Cash flow generated 365 days a year

Mister Loo co-founders Andreas Wanner, left, and Dominik Schuler at a restroom.
Mister Loo co-founders Andreas Wanner, left, and Dominik Schuler at a restroom.

Seeking to capitalise on trends relating to hygiene and sanitation amid the pandemic, Bangkok-based bathroom startup Mister Loo is expanding throughout the country and region, marketing its amenity-filled toilets to members of the public willing to pay a premium for such conveniences.

The firm, which raised US$3.38 million in combined funding, has facilities at 36 locations within the country and hopes to install hundreds more across the region over the next five years.

The bathrooms cost 10 baht per visit for an air-conditioned unit and five baht for a visit to a unit that does not have air conditioning. The units also provide amenities such as touchless sensors, vending machines for hygiene-related products, lockboxes and even showers.

Mister Loo's co-founder, Andreas Wanner, said the company wants to attract customers concerned with health and sanitation standards exceeding those found in the traditional three-baht toilets found across the country.
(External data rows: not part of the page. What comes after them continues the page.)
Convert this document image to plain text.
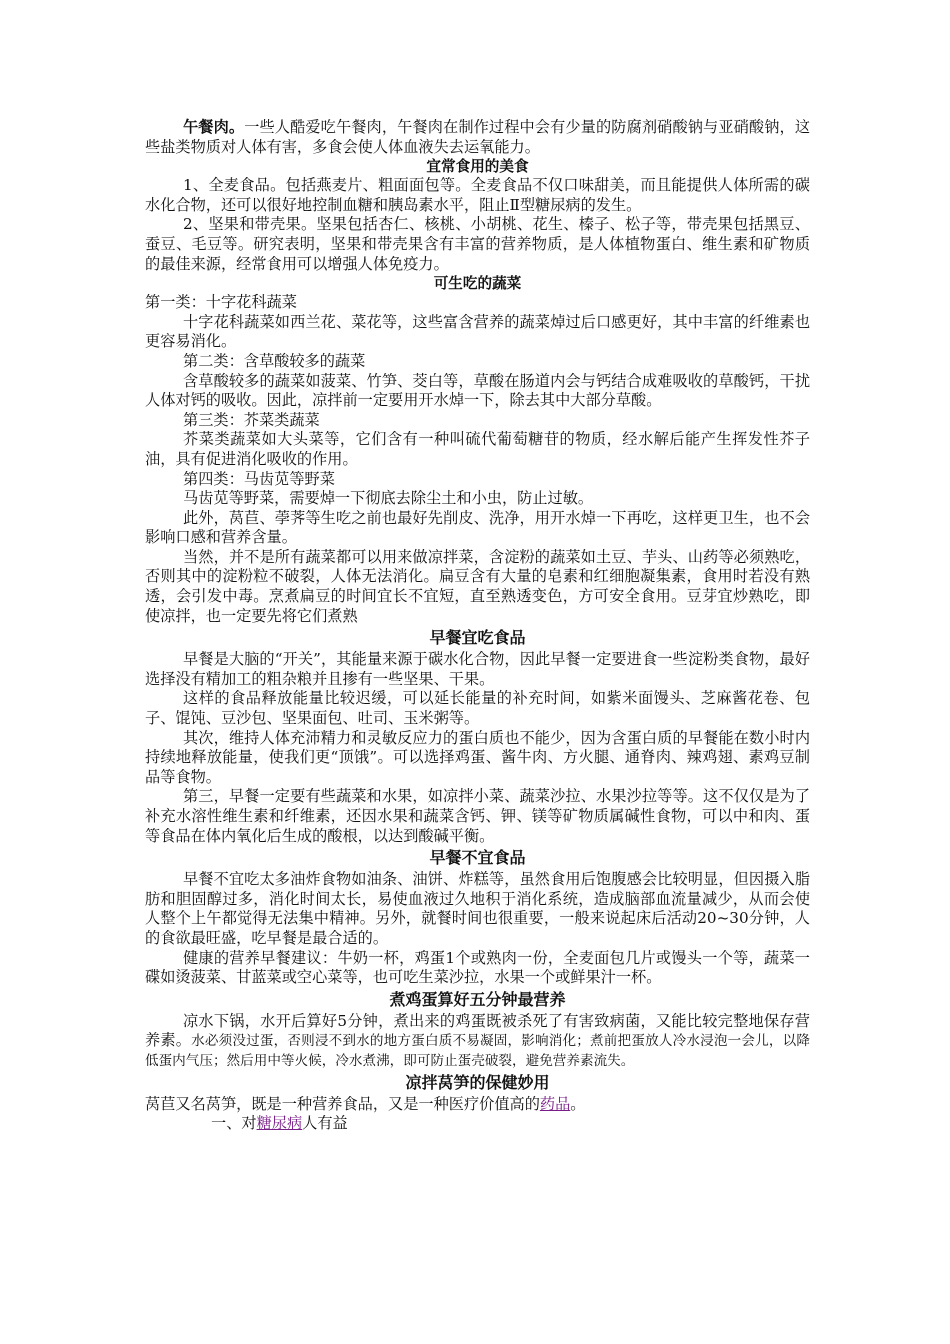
午餐肉。一些人酷爱吃午餐肉，午餐肉在制作过程中会有少量的防腐剂硝酸钠与亚硝酸钠，这些盐类物质对人体有害，多食会使人体血液失去运氧能力。

宜常食用的美食

1、全麦食品。包括燕麦片、粗面面包等。全麦食品不仅口味甜美，而且能提供人体所需的碳水化合物，还可以很好地控制血糖和胰岛素水平，阻止Ⅱ型糖尿病的发生。

2、坚果和带壳果。坚果包括杏仁、核桃、小胡桃、花生、榛子、松子等，带壳果包括黑豆、蚕豆、毛豆等。研究表明，坚果和带壳果含有丰富的营养物质，是人体植物蛋白、维生素和矿物质的最佳来源，经常食用可以增强人体免疫力。

可生吃的蔬菜

第一类：十字花科蔬菜

十字花科蔬菜如西兰花、菜花等，这些富含营养的蔬菜焯过后口感更好，其中丰富的纤维素也更容易消化。

第二类：含草酸较多的蔬菜

含草酸较多的蔬菜如菠菜、竹笋、茭白等，草酸在肠道内会与钙结合成难吸收的草酸钙，干扰人体对钙的吸收。因此，凉拌前一定要用开水焯一下，除去其中大部分草酸。

第三类：芥菜类蔬菜

芥菜类蔬菜如大头菜等，它们含有一种叫硫代葡萄糖苷的物质，经水解后能产生挥发性芥子油，具有促进消化吸收的作用。

第四类：马齿苋等野菜

马齿苋等野菜，需要焯一下彻底去除尘土和小虫，防止过敏。

此外，莴苣、荸荠等生吃之前也最好先削皮、洗净，用开水焯一下再吃，这样更卫生，也不会影响口感和营养含量。

当然，并不是所有蔬菜都可以用来做凉拌菜，含淀粉的蔬菜如土豆、芋头、山药等必须熟吃，否则其中的淀粉粒不破裂，人体无法消化。扁豆含有大量的皂素和红细胞凝集素，食用时若没有熟透，会引发中毒。烹煮扁豆的时间宜长不宜短，直至熟透变色，方可安全食用。豆芽宜炒熟吃，即使凉拌，也一定要先将它们煮熟

早餐宜吃食品

早餐是大脑的“开关”，其能量来源于碳水化合物，因此早餐一定要进食一些淀粉类食物，最好选择没有精加工的粗杂粮并且掺有一些坚果、干果。

这样的食品释放能量比较迟缓，可以延长能量的补充时间，如紫米面馒头、芝麻酱花卷、包子、馄饨、豆沙包、坚果面包、吐司、玉米粥等。

其次，维持人体充沛精力和灵敏反应力的蛋白质也不能少，因为含蛋白质的早餐能在数小时内持续地释放能量，使我们更“顶饿”。可以选择鸡蛋、酱牛肉、方火腿、通脊肉、辣鸡翅、素鸡豆制品等食物。

第三，早餐一定要有些蔬菜和水果，如凉拌小菜、蔬菜沙拉、水果沙拉等等。这不仅仅是为了补充水溶性维生素和纤维素，还因水果和蔬菜含钙、钾、镁等矿物质属碱性食物，可以中和肉、蛋等食品在体内氧化后生成的酸根，以达到酸碱平衡。

早餐不宜食品

早餐不宜吃太多油炸食物如油条、油饼、炸糕等，虽然食用后饱腹感会比较明显，但因摄入脂肪和胆固醇过多，消化时间太长，易使血液过久地积于消化系统，造成脑部血流量减少，从而会使人整个上午都觉得无法集中精神。另外，就餐时间也很重要，一般来说起床后活动20~30分钟，人的食欲最旺盛，吃早餐是最合适的。

健康的营养早餐建议：牛奶一杯，鸡蛋1个或熟肉一份，全麦面包几片或馒头一个等，蔬菜一碟如烫菠菜、甘蓝菜或空心菜等，也可吃生菜沙拉，水果一个或鲜果汁一杯。

煮鸡蛋算好五分钟最营养

凉水下锅，水开后算好5分钟，煮出来的鸡蛋既被杀死了有害致病菌，又能比较完整地保存营养素。水必须没过蛋，否则浸不到水的地方蛋白质不易凝固，影响消化；煮前把蛋放人冷水浸泡一会儿，以降低蛋内气压；然后用中等火候，冷水煮沸，即可防止蛋壳破裂，避免营养素流失。

凉拌莴笋的保健妙用

莴苣又名莴笋，既是一种营养食品，又是一种医疗价值高的药品。

一、对糖尿病人有益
The firm's bathrooms also provide free toilet paper, something which is usually purchased separately at other paid bathrooms countrywide.

"During the pandemic, people are willing to pay more for a cleaner experience, especially in high-traffic, crowded areas," said the Swiss entrepreneur. "We are offering a very stable consumer product with very low operating costs and no marketing costs that creates cash flow 365 days a year."

The firm employs 85 people including cleaning staff.

Mr Wanner said the company's strategy is to target areas in desperate need of more public bathrooms, such as Yaowarat in Bangkok, as well as markets upcountry that do not have adequate facilities. The company has cut deals with shopping centres, such as Tha Maharaj mall located near the Grand Palace.

Mister Loo either pays the landlord of the property rent or a share of net profit.

"When we started, we thought it was a product mainly for tourists, but recently we have realised the potential of domestic locations," he said. "Our location in Isan is doing really well, and we've found even lower-middle class people are willing to pay extra for a better experience."

The bathrooms range in size and quality, costing between 1.4 million and 3 million baht to install. The larger locations can serve as many as 3,000 people per day.

Mister Loo facilities use sensors to indicate when toilet paper and soap is running low, when people go in and out, and how often each facility is cleaned. Mr Wanner said the firm plans to accumulate data for its customers, which it will one day be able to share with public health organisations.

The firm is testing a health kiosk that can be used by its customers to check various biometrics such as weight and blood pressure. It plans to raise Series B money in the first quarter of 2021 to make a push into regional markets, such as the Philippines. The company already has two contracts to set up facilities in Indonesia.

"We want to become the Starbucks of toilets. We'll have toilets on every corner so no one has to wait."